Guna mengembalikan memori anak-anak yang traumatis pascakerusuhan, diperlukan sistem pembelajaran yang bersifat multigrade teaching, yakni pembelajaran terhadap satu kelompok yang terdiri dari beberapa kelas. Namun, metode yang seharusnya dijalankan secara kontinu dan konprehensif ini terbentur masalah dana. Demikian dikemukakan Rektor Universitas Negeri Yogyakarta (UNY) Prof Suyanto MEd PhD.
"Kita tahu bahwa dampak kerusuhan terhadap aspek pendidikan sangat luar biasa. Sebab, dalam kondisi traumatis, stigma-stigma sosial akan terkenang seumur hidup sehingga diperlukan penanganan pedagogi yang baik pula," ujarnya.

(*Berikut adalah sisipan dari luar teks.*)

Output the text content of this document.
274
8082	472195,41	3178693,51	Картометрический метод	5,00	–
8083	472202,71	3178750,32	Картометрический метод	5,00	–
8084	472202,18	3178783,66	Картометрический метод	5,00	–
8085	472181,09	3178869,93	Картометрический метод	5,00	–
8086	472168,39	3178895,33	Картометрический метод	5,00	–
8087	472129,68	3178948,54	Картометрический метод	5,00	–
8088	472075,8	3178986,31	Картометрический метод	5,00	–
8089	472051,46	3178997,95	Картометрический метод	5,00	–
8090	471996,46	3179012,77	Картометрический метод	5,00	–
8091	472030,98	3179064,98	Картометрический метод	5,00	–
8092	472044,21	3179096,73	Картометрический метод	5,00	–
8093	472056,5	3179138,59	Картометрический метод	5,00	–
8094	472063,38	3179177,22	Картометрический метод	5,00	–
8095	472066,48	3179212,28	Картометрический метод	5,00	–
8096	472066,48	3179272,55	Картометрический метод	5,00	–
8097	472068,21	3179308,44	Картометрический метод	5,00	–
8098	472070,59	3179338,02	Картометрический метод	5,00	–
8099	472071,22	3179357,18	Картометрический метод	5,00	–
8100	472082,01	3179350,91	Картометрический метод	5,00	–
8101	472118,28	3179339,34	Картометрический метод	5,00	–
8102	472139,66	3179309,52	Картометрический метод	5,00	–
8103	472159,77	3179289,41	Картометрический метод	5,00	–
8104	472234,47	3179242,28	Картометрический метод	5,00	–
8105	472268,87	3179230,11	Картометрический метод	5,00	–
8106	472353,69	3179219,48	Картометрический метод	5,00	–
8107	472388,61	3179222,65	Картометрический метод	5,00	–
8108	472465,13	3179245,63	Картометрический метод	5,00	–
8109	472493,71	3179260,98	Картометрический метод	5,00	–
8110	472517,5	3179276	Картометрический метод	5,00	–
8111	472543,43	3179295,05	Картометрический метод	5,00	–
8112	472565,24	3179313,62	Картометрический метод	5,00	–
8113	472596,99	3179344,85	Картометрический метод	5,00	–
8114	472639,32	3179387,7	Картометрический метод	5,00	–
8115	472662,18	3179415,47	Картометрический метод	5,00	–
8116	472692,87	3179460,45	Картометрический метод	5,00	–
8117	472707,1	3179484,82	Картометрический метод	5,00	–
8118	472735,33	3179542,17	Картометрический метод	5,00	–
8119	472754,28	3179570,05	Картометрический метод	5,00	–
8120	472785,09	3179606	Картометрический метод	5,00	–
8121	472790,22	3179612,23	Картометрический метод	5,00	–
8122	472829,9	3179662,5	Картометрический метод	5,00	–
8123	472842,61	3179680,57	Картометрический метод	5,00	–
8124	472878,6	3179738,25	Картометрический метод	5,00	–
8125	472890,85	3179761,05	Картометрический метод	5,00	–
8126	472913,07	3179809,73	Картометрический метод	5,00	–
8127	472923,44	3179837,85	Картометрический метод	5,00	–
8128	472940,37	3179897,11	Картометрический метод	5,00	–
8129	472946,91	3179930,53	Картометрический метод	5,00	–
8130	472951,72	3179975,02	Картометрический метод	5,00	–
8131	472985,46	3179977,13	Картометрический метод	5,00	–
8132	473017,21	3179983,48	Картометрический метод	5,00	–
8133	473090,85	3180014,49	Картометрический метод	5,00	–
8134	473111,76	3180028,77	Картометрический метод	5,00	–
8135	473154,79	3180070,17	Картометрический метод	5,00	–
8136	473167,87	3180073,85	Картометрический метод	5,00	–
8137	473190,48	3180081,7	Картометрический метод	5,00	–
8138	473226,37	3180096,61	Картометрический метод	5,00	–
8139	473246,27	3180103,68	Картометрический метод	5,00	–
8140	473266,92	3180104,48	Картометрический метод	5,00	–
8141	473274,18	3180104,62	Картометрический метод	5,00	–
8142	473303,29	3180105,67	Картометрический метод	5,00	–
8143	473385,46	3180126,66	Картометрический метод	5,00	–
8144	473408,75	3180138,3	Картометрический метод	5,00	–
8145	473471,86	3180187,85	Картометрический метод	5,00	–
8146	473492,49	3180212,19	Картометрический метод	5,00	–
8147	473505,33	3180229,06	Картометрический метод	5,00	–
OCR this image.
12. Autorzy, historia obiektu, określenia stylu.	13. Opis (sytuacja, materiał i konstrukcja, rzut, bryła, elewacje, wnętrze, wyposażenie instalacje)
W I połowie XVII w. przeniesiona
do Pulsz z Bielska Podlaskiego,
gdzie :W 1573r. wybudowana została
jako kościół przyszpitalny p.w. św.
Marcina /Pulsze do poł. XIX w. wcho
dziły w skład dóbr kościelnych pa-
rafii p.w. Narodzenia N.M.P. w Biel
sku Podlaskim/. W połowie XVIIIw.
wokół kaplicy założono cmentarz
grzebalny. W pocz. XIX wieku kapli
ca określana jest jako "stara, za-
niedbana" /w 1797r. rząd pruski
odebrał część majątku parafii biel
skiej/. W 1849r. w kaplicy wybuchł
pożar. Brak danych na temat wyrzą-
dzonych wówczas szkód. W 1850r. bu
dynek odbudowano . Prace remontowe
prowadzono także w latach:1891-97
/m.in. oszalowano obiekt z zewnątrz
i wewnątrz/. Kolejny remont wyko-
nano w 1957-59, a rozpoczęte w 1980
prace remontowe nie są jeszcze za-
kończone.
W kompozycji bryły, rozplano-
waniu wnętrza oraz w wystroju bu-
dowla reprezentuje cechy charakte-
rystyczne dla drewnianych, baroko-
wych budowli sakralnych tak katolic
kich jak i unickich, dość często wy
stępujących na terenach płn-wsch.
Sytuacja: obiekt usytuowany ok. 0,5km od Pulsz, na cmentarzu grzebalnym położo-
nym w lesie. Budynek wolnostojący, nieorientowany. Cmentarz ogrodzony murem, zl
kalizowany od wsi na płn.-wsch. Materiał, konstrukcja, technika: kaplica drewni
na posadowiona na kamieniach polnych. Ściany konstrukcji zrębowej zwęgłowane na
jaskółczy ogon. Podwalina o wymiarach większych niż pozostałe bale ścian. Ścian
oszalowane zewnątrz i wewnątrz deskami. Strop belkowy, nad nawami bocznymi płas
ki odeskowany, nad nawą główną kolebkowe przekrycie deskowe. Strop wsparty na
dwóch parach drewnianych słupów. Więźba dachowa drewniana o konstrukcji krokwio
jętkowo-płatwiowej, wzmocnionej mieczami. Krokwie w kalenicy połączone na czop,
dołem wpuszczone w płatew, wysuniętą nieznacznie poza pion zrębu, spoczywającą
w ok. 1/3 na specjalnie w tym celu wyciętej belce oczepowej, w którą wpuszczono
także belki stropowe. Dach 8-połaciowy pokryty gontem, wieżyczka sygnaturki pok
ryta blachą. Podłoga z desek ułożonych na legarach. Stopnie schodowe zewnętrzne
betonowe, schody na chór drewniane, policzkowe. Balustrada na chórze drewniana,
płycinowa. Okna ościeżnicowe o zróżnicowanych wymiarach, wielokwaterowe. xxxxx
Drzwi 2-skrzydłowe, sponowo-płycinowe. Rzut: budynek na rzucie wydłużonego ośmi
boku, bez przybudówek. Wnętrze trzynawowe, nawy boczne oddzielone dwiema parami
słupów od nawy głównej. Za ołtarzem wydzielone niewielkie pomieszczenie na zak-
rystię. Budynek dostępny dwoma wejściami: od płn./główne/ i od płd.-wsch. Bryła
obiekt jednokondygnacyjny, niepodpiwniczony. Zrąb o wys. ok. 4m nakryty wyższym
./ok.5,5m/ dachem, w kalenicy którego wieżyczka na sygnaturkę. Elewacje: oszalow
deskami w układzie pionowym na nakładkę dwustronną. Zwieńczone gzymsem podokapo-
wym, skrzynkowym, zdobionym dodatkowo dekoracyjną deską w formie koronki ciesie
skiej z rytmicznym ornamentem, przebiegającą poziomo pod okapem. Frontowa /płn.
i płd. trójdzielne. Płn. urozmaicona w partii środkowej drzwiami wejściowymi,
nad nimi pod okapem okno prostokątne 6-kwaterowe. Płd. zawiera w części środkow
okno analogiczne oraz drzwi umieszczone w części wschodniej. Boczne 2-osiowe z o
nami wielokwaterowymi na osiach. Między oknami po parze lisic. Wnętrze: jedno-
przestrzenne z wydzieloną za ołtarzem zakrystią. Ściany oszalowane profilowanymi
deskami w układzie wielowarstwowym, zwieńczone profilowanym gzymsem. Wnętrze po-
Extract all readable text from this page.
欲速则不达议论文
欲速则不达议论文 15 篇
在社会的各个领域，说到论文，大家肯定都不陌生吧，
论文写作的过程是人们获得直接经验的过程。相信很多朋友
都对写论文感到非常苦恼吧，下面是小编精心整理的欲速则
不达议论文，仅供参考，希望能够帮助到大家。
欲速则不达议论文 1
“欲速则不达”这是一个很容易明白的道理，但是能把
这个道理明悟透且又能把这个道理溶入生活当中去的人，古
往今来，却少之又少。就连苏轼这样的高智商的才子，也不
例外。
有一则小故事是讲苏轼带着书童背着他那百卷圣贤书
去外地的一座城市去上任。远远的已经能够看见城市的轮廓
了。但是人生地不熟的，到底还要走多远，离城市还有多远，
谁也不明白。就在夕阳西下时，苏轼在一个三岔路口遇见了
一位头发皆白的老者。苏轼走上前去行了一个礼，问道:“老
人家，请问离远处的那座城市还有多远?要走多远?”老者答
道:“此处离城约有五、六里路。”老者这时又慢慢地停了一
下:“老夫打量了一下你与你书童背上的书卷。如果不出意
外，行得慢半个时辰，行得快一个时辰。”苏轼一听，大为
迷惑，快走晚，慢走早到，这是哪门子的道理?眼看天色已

Untuk mengembalikan kondisi yang sulit itu, apalagi "mengobati" memori anak-anak yang tengah berada dalam puncak kepekaannya-di mana anak-anak disuguhi peristiwa pembunuhan yang luar biasa-diperlukan penanganan yang kontinu dan komprehensif. Menghadapi kenyataan ini, sistem pembelajaran yang diharapkan bukan sekadar memberikan ilmu-ilmu pendidikan formal, tetapi juga pendampingan psikis mereka. Karena itu, kata Suyanto, sistem pembelajaran multigrade teaching adalah yang paling mungkin dilakukan. Artinya, pembelajaran dilakukan terhadap satu kelompok yang terdiri dari beberapa kelas. Misalnya, kelas satu sampai kelas tiga digabung menjadi satu kelas dan untuk anak-anak kelas empat hingga enam juga dibuat kelompok yang berbeda. Untuk itu, masyarakat harus bisa memakluminya sebab kondisi darurat ini sedang mereka alami.
Menurut Suyanto, secara teoretis, metode pembelajaran yang digunakan harus dimulai dengan mengekspose hal-hal yang sangat menakutkan hingga menjadi sesuatu yang tidak menakutkan. "Akan tetapi, secara praktis, anak-anak itu perlu juga diajarkan tentang nilai-nilai yang mengutamakan toleransi. Kalau tidak melalui cara ini, anak-anak akan memiliki perasaan antipati terhadap etnis-etnis tertentu, yang menurut pikiran mereka telah menyebabkan malapetaka," tegasnya.
Hanya saja, demikian Suyanto mengingatkan, metode pembelajaran ini memerlukan waktu yang panjang. Kendati begitu ia juga tidak yakin sepenuhnya kalau metode pembelajaran ini dapat menyembuhkan traumatis anak-anak, apalagi jika itu tidak dilakukan secara serius. Ke depan, tambahnya, pendidikan di daerah rawan konflik tidak harus mengandalkan pendidikan persekolahan yang memberikan teori-teori atau konsep umum pendidikan. "Pendidikan dengan konsep-konsep sosiologis, antropologis, dan budaya juga harus ditempuh," tuturnya.
Ia menambahkan, sampai saat ini upaya memasukkan sikap toleransi menjadi sebuah kurikulum khusus saja masih mengalami pro dan kontra. Namun, lepas dari itu semua, upaya yang paling baik adalah bahwa dalam setiap mata pelajaran seharusnya ada pesan nilai-nilai tertentu untuk kemudian dihayati dan dipraktikkan dalam kehidupan sehari-hari. "Pendidikan agama yang sudah mengajarkan nilai-nilai tidak bisa dikatakan gagal. Variabel yang menentukan perilaku manusia begitu banyak. Ia tidak bisa hanya ditentukan oleh kesanggupan murid berada di kelas selama jangka waktu tertentu secara formal," jelasnya.